Short Put Market Neutral Positioning

The final market neutral position that I’d like to examine in this week’s series is called a short put strategy. It is similar to the previously discussed long call position in that they are opposite positions to the same effect. However, the main difference between the two positions is that, instead of paying for the right to purchase a stock at any point in the future, an investor is being paid for the right to buy a stock at any point in the future.

Essentially, we are taking advantage of our ability, as a personal investor, to better handle time-related risks than perhaps an institutional investor would, and then transforming that into a actionable investment opportunity. In today’s article, I’ll go into detail about how it is this position can be entered to create a temporarily market-neutral portfolio, and save your portfolio from some short-term market volatility.

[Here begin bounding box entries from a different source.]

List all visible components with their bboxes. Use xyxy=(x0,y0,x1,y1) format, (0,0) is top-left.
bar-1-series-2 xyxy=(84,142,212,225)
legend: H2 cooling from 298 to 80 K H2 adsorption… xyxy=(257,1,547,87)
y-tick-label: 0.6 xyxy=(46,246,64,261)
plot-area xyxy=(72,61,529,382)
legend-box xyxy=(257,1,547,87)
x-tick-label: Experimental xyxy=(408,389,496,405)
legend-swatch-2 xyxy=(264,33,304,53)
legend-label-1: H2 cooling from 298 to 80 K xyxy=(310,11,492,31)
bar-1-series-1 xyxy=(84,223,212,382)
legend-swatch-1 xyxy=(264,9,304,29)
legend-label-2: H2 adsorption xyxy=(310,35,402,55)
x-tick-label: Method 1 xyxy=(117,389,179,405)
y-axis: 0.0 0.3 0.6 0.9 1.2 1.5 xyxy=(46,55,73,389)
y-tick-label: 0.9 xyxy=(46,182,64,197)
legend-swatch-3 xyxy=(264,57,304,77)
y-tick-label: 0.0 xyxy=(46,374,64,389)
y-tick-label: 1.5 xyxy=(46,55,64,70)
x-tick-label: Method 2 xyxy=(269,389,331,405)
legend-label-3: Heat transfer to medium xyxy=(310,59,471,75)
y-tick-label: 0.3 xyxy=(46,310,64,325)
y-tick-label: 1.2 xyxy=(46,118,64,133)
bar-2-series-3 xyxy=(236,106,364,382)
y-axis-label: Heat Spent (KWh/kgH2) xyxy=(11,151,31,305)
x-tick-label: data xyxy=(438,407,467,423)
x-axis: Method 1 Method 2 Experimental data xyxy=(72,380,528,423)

The trick to entering a Short-Put Market Neutral Position is to have an understanding of how much risk your portfolio is able to tolerate, and contrast it against how much risk you think is present in the current market environment. From there, you’ll want to choose an expensive put option to sell, which will act as your backstop against company specific risk. The more expensive the premium, the greater your income, but the less company specific risk you are exposed to.

From there, you’ll also want to buy a put at a position that is further out of the money to act as your short-term volatility in the macro-economic environment. The net effect will be that you are protected against down-side risk up until the break-even point of the put that was sold into the market at a premium, while still being able to maintain upside exposure to the position, and even an opportunity to increase your exposure should the stock begin to unexpectedly rise.

Realistically, positions like the Long-Call and the Short-Put positions may seem to be a bit confusing at first. If such is the case, remember that it is always important to invest within your comfort zone. However, you’re only ever a short discussion with your advisor away from expanding your investing capabilities. For example, should you be currently be exposed to Euro-risks, it might be possible to even increase the cash flow currently being generated by your portfolio through a Short-Put strategy.

However, since currencies tend to move in fairly small increments in comparison to equities, you could easily justify working the position into a Euro-currency ETF, as opposed to the currency itself, and therefore greatly decreasing the costs associated with entering the position.

From there you have control over exactly how it is you’d like to protect your portfolio, as well as exactly how large a position you’d like to take on. Realistically, there’s no reason why you can’t turn this into a full blown strategy within your portfolio itself, so long as you have the capacity to diversify out the company specific risks associated with the position.

Remember, even though this kind of position leaves you less exposed to major macroeconomic risks, company-specific shortfalls are always in play.